Though he did look inside, right there in Thorpe Avenue. Or rather he opened the flap and saw a label underneath saying ‘Karen Shield, Holmgate School’. Then her home address. Well he’d known it was Derwent Road, on the Braithwaite Estate, and now he knew the number. But something about the label made him not delve any further. An odd primness came over him. It was like the label for some little girl much younger than and quite different from Karen Shield, and he didn’t want to know about her.

His feet made the decision for him anyway. He turned and walked in the direction of the Braithwaite Estate. Two stops on the bus, but not so far on foot if you cut through the back streets.

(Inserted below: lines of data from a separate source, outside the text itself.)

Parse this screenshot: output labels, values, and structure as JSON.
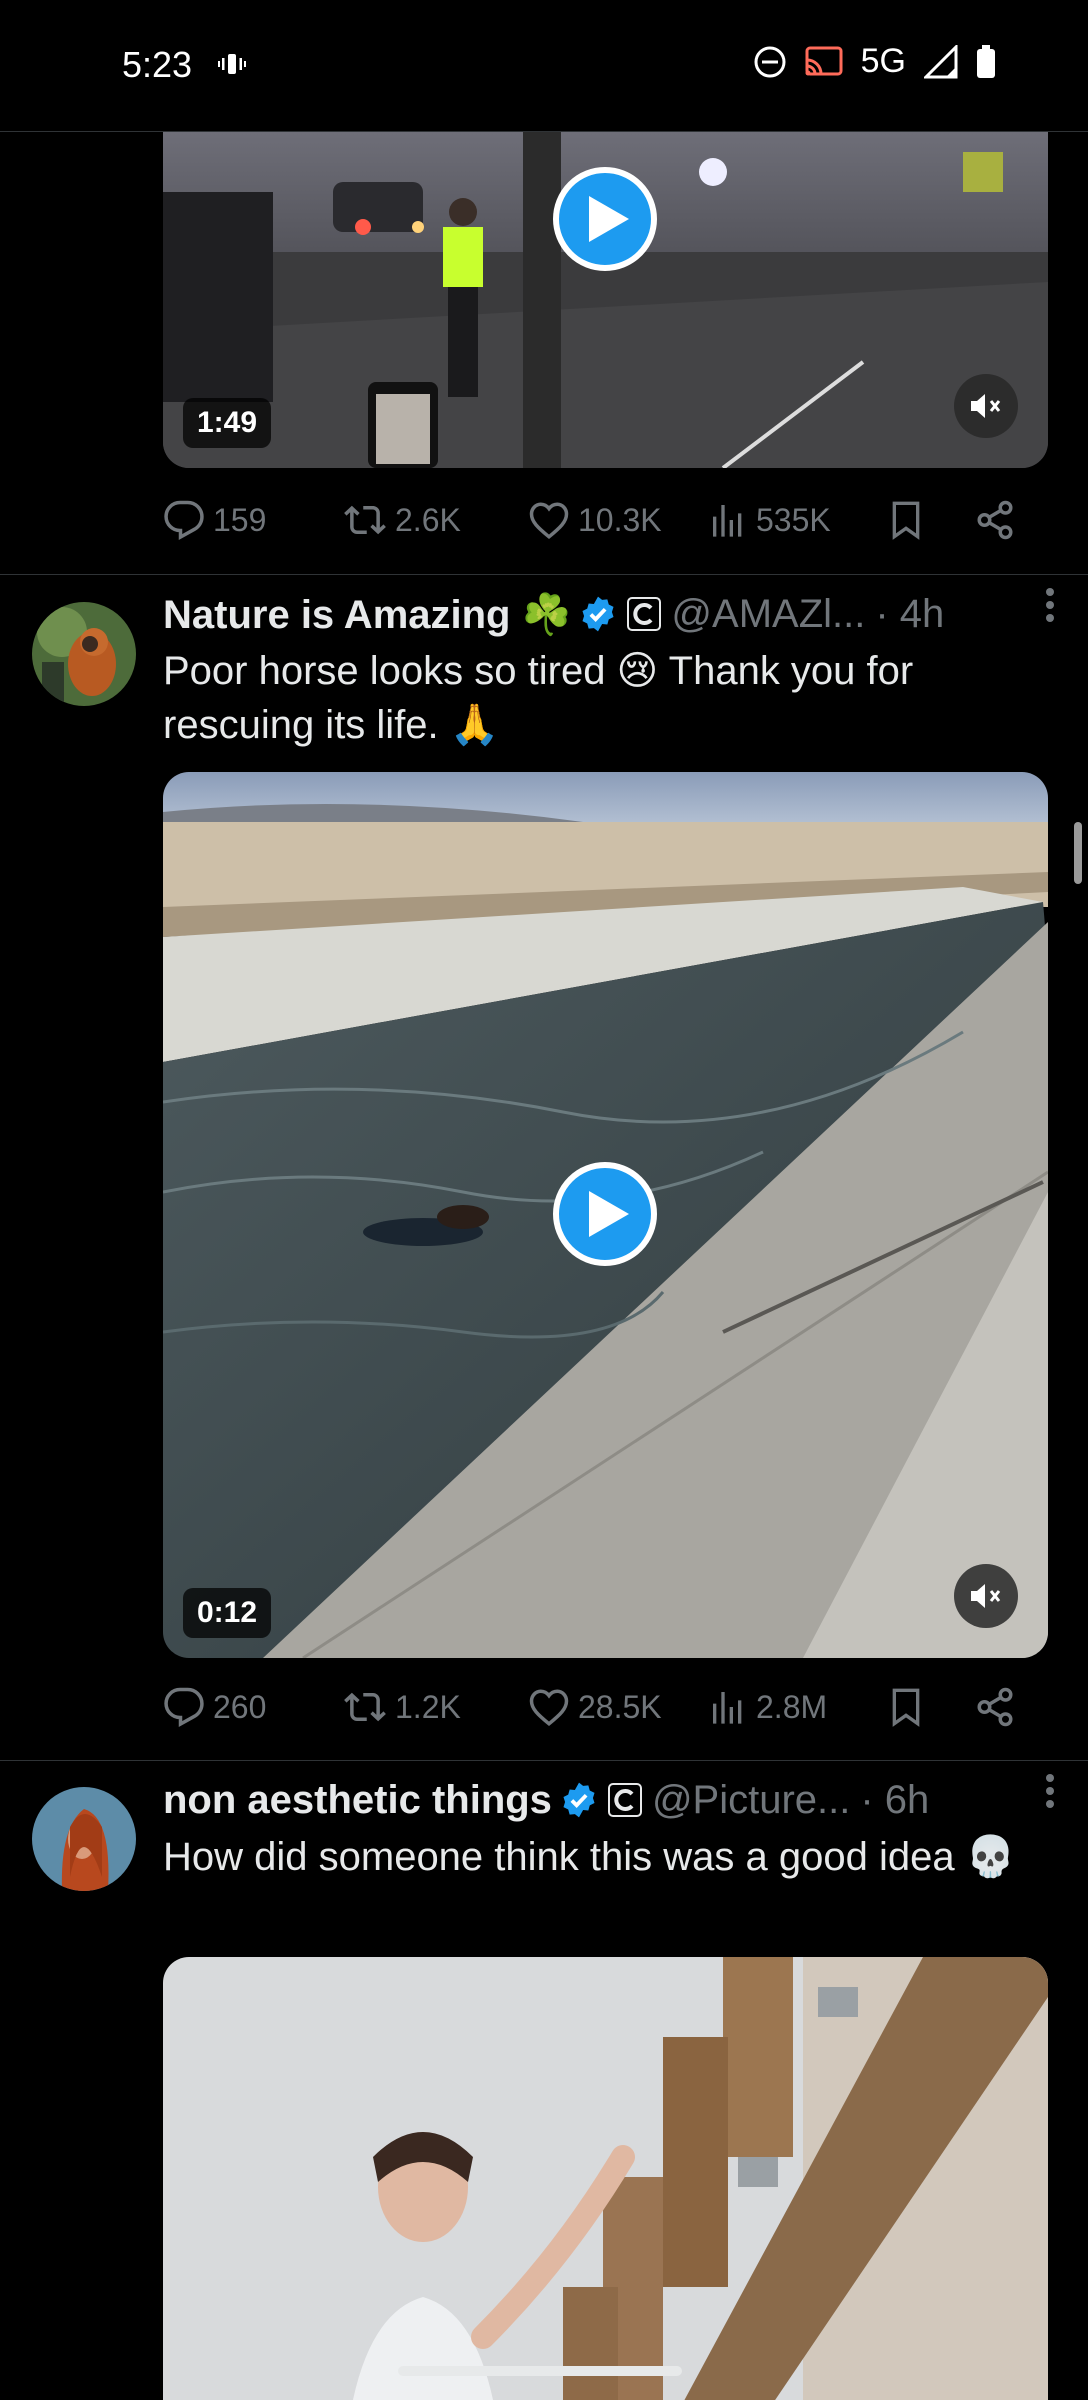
{
  "status_bar": {
    "time": "5:23",
    "network": "5G",
    "icons": [
      "vibrate-icon",
      "dnd-icon",
      "cast-icon",
      "signal-icon",
      "battery-icon"
    ]
  },
  "colors": {
    "accent": "#1d9bf0",
    "background": "#000000",
    "muted_text": "#71767b",
    "divider": "#2f3336"
  },
  "tweets": [
    {
      "media": {
        "duration": "1:49",
        "type": "video",
        "icon": "play-icon"
      },
      "stats": {
        "replies": "159",
        "retweets": "2.6K",
        "likes": "10.3K",
        "views": "535K"
      }
    },
    {
      "name": "Nature is Amazing ☘️",
      "handle": "@AMAZl...",
      "time": "· 4h",
      "text": "Poor horse looks so tired 😢 Thank you for rescuing its life. 🙏",
      "media": {
        "duration": "0:12",
        "type": "video",
        "icon": "play-icon"
      },
      "stats": {
        "replies": "260",
        "retweets": "1.2K",
        "likes": "28.5K",
        "views": "2.8M"
      }
    },
    {
      "name": "non aesthetic things",
      "handle": "@Picture...",
      "time": "· 6h",
      "text": "How did someone think this was a good idea 💀",
      "media": {
        "type": "image"
      }
    }
  ]
}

Points from Karen, he calculated, and points from her mother, if she was there. If Karen’s mother was there, then Karen couldn’t be anything but nice and grateful to him, her mother would ensure it. But perhaps he was only thinking of Karen’s mother being there to control his excitement about the possibility he really hoped for, of Karen being there all by herself, worrying about the bag she must have stupidly left on the bus.